Monday, September 8, 2008

No Men=No Maids

You're aware, I assume, that there exist very real threats to our livelihood. We're surrounded on all fronts by faces of terrorists and journalists; war criminals and rock music critics. And trust me, they are cut from the same cloth. Their intent is to instill fear and self-doubt. They have chosen to destroy rather than create. They are instigators.
What is our reaction—Do we negotiate? Do we panic? Do we hide up in our hidey-holes with our lil' hidey-blankets, calling up imaginary hidey-friends on imaginary hidey-phones?

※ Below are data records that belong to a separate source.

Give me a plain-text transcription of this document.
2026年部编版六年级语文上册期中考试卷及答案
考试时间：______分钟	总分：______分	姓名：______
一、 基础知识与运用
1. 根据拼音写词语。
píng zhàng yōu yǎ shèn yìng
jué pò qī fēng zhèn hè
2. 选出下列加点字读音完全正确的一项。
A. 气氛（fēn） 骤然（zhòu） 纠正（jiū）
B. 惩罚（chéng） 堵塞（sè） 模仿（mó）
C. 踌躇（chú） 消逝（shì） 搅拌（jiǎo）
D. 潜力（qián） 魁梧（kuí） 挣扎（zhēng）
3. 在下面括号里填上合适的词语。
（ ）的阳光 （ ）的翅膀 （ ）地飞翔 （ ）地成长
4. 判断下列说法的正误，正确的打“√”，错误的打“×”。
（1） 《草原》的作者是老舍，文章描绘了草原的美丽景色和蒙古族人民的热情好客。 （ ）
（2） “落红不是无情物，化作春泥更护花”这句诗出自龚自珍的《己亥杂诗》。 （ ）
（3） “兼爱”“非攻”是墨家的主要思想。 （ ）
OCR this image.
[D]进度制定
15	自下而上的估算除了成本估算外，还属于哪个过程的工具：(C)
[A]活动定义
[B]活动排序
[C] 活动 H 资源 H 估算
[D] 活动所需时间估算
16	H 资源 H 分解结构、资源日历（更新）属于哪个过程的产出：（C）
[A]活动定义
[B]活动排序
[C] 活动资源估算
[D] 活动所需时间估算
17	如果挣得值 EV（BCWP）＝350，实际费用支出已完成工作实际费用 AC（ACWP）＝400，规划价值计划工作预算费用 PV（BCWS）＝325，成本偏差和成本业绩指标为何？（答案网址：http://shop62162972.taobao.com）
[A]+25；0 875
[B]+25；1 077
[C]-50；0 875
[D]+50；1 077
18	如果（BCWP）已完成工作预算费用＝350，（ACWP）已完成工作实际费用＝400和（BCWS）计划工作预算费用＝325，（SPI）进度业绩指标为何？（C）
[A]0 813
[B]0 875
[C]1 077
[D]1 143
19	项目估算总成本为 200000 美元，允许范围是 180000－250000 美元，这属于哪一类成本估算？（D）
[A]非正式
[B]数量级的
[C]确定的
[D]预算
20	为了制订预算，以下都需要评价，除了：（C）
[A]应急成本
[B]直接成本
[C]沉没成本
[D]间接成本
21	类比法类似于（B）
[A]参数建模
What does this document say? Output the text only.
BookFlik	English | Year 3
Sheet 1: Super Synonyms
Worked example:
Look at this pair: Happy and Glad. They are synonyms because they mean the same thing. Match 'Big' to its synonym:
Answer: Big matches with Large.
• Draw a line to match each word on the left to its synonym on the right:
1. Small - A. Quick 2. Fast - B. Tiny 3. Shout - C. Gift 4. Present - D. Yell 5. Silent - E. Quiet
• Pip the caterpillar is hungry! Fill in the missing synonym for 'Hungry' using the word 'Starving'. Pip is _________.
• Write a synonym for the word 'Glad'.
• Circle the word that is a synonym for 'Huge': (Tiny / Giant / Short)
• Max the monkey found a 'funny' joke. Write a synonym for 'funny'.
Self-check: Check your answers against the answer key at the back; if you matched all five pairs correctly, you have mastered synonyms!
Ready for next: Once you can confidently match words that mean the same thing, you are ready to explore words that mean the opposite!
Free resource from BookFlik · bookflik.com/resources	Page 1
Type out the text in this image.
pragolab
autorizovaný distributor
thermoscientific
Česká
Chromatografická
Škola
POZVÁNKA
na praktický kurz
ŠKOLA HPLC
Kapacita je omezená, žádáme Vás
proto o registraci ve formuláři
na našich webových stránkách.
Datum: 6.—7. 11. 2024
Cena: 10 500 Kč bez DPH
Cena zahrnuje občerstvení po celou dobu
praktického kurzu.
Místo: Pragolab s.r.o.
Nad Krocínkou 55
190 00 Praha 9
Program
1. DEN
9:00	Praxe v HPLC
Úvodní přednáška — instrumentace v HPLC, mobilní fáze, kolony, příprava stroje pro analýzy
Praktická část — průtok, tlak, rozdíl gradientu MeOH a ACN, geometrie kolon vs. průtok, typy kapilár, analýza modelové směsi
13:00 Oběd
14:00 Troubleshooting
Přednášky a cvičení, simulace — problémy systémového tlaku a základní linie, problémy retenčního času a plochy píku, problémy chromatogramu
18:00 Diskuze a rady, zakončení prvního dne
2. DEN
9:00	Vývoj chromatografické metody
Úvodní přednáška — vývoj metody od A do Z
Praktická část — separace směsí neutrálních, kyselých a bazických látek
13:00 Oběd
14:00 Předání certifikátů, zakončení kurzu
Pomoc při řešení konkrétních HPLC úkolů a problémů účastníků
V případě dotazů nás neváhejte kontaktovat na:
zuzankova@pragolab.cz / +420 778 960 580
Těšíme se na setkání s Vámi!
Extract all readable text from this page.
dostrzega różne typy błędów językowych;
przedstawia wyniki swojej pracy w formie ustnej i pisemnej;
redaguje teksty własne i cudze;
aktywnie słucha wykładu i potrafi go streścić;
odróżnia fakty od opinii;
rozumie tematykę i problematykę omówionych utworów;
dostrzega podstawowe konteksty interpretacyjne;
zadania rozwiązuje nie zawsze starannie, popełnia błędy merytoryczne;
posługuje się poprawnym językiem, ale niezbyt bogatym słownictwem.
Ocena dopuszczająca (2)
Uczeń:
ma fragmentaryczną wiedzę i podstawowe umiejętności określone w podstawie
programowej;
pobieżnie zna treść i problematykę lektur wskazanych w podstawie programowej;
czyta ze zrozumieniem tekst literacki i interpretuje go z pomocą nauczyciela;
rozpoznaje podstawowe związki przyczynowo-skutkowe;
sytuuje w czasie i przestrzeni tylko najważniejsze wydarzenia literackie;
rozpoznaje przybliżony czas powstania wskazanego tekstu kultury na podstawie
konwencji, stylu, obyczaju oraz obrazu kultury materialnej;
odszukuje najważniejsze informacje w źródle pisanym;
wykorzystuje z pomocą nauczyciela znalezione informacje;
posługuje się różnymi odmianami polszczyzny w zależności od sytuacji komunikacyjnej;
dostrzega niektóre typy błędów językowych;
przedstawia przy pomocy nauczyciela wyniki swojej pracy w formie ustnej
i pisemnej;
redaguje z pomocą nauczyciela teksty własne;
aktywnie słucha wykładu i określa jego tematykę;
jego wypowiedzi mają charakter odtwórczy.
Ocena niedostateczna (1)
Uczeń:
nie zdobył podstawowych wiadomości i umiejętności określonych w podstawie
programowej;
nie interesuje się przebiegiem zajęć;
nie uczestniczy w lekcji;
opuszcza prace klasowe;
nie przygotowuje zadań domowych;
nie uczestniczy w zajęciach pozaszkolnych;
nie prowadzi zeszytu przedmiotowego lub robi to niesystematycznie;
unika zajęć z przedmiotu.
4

Don't be ridiculous. We build missile laser defense shields. It's what the big boys do.
How else to make sure that those ne'er-do-wells are kept outside our nation's borders? And for those of you worrying about your own private borders, this tech tree trickles down to consumer products like Illegal-Immigration-Laser-Defense-Shield, Unwarranted-Wiretapping-Laser-Defense-Shield and Definitely-Not-A-Recession-Probably-Laser-Defense-Shield. All pocket-sized, on-the-go like. Which brings us back to the age-old equation:

X + Y = (^_^)

In which X = Tax Dollars
Y = Flagrant Government Spending
(^_^) = Cool Gadgets For Me To Buy
Even with all of these precautions, the breakdown in security starts with the introduction of the human element. How else to explain this recent lapse in protocol, that another article of DemoWAR contraband has been discovered on the premises? A bootlegged song à la Meredith DiMenna, no less. This is disquieting.


I've got no choice left but to slowly shake my head in consternation. I try to tell you men that this stuff is dangerous - you don't listen. I tell you that you're furthering the breakdown of our puritanical society - you label me a paranoid old coot. These pirate broadcasts offer nothing more than empty promises! Trust me - there are no women coming to visit you in the wee hours, bearing gifts of sonorous song and bountiful bosom. There are no maids coming to make your meals or tuck your sheets under your chin like mommy used to do. There is only a progressive weakening of your manlinesses, resulting in a feminization of the entire corps.

The truth is when you bunk down, listening to these...these "records," our squad of MACHO Operatives (Muscle Atrophy CHecker-Outers) is sneaking into your dormitories with calipers—big, shiny calipers—to sure your muscles aren't atrophying. But it turns out they are atrophying, like bananas in the sun.
Imagine you took a bicep and hollowed it out, but instead of all that bicepy stuff, you replaced it with gummy-bear gummy-stuff. And now that the temperature has hit 90°, the melty-gummy-stuff is trickling out of your pores like high-fructose sweat. So here you are stuck to your clothes, your copy of Jet magazine, a nearby picnic table and oh look, it won't be long before bees arrive. Oh god, the bees!*

So let that be a lesson learned. No golden radio voice will save you from the horrors of sticky magazines. Wait, that came out wrong. ...damnit!

*...and the horseflies! Whence these plagues were visited upon us?!